Es ist so, dass wir im Theater mit reduzierter Zuschaueranzahl spielen dürften – aktuell auch nicht, aber grundsätzlich schon. Ich fand diese Vorstellung recht unbefriedigend, dass nur einzelne Personen in einem Theatersaal sitzen können. Da haben wir uns überlegt, wie man das Thema Abstands- und Hygieneregeln so umsetzen kann, dass es künstlerisch wieder interessant ist.

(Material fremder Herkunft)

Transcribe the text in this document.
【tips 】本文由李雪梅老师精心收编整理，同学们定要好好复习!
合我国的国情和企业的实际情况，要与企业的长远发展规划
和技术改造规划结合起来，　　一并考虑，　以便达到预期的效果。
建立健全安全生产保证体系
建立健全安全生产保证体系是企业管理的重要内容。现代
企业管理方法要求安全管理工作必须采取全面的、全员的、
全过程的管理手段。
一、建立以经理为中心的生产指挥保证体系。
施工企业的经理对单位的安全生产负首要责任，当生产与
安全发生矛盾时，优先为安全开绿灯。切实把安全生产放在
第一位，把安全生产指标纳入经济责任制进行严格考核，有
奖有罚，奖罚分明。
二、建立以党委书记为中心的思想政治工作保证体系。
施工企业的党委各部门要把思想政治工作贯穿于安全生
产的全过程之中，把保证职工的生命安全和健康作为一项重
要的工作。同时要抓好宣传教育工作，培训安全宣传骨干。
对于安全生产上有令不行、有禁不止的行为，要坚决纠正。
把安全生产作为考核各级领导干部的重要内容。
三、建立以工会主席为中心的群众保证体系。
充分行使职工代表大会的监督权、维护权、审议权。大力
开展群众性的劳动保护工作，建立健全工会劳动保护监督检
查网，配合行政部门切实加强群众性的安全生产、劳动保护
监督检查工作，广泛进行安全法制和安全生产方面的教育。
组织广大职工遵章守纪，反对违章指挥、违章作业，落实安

Da kamen solche Gedanken auf wie Spuckschutzwände zwischen den Zuschauern und auch zu der Bühne hin. Was dann aber wieder verworfen wurde. So entwickelte sich die Idee, rollende Performanceboxen aus Glas zu konstruieren, die während des Bühnengeschehens durch die Gegend fahren. So sind Zuschauer und Publikum zwar getrennt, können aber viel intensiver miteinander interagieren als im normalen Theater. Publikum und Schauspieler sind viel näher zusammen. Der Zuschauer fühlt sich so geschützt, ist aber gleichzeitig viel aktiver am Geschehen dran.

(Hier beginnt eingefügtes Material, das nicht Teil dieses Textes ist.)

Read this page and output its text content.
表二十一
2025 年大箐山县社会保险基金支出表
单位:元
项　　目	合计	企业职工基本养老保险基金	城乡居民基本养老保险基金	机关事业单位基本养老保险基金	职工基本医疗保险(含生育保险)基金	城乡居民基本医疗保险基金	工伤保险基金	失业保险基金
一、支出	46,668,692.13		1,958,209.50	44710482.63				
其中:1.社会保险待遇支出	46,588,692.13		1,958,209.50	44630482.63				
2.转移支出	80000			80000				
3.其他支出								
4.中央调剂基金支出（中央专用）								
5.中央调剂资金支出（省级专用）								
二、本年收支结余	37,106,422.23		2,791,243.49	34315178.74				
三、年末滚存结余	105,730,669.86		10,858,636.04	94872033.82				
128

Wie entstand die Theaterbox?
Die ganze Konstruktion ist eine 1 x 1 Meter große Glasbox ist mit einer Glastür. Das Ganze auf vier Rollen, so dass der Schauspieler die Box mit einem Zuschauer darin durch die Gegend fahren kann, zum Beispiel auch mitten auf die Bühne. Der Zuschauer ist also direkt im Geschehen. So kann es beispielsweise sein, dass direkt neben der Box ein (Bühnen)Mord geschieht, dabei ein Seil um die Box gewickelt wird und der Zuschauer sich kaum entziehen kann. Er ist eben mittendrin, wie die Schauspieler selbst. Das ist das große Potenzial dieser Idee.
Die Umsetzung der Boxen selbst war ein Prozess. Ich habe mich erstmal im Internet umgesehen und habe unter anderem geschaut, was man mit ganz normalen Duschboxen machen kann, zum Beispiel diese auf Rollen setzen. Das erschien mir aber zu wackelig. Dann hat sich ein Kontakt zu einer lokalen Firma hier in Ortenberg ergeben. „Schäfer vollendet“ heißt diese. Ein Glücksfall, dass diese so nah ist. Dort wird sehr professionell mit Plexiglas gearbeitet. Wir haben unseren Bühnenbauer dazu geholt, der eher ein Kreativ-Handwerker ist. Gemeinsam wurde dann die Plexiglasbox entwickelt. Unten eine Holzplatte, vier Rollen ein kleiner Aluminiumrahmen, damit der Blickwinkel nicht verzerrt wird. Und fertig war die Idee.
Wie wurde das Ganze umgesetzt und finanziert?
Die Produktionszeit hat sich etwa über etwa zwei Monate gezogen. Die Boxen haben oben keinen Deckel und sie haben unten Luftlöcher. In Verbindung mit der sehr modernen Lüftungsanlage des Theaters funktioniert das gut.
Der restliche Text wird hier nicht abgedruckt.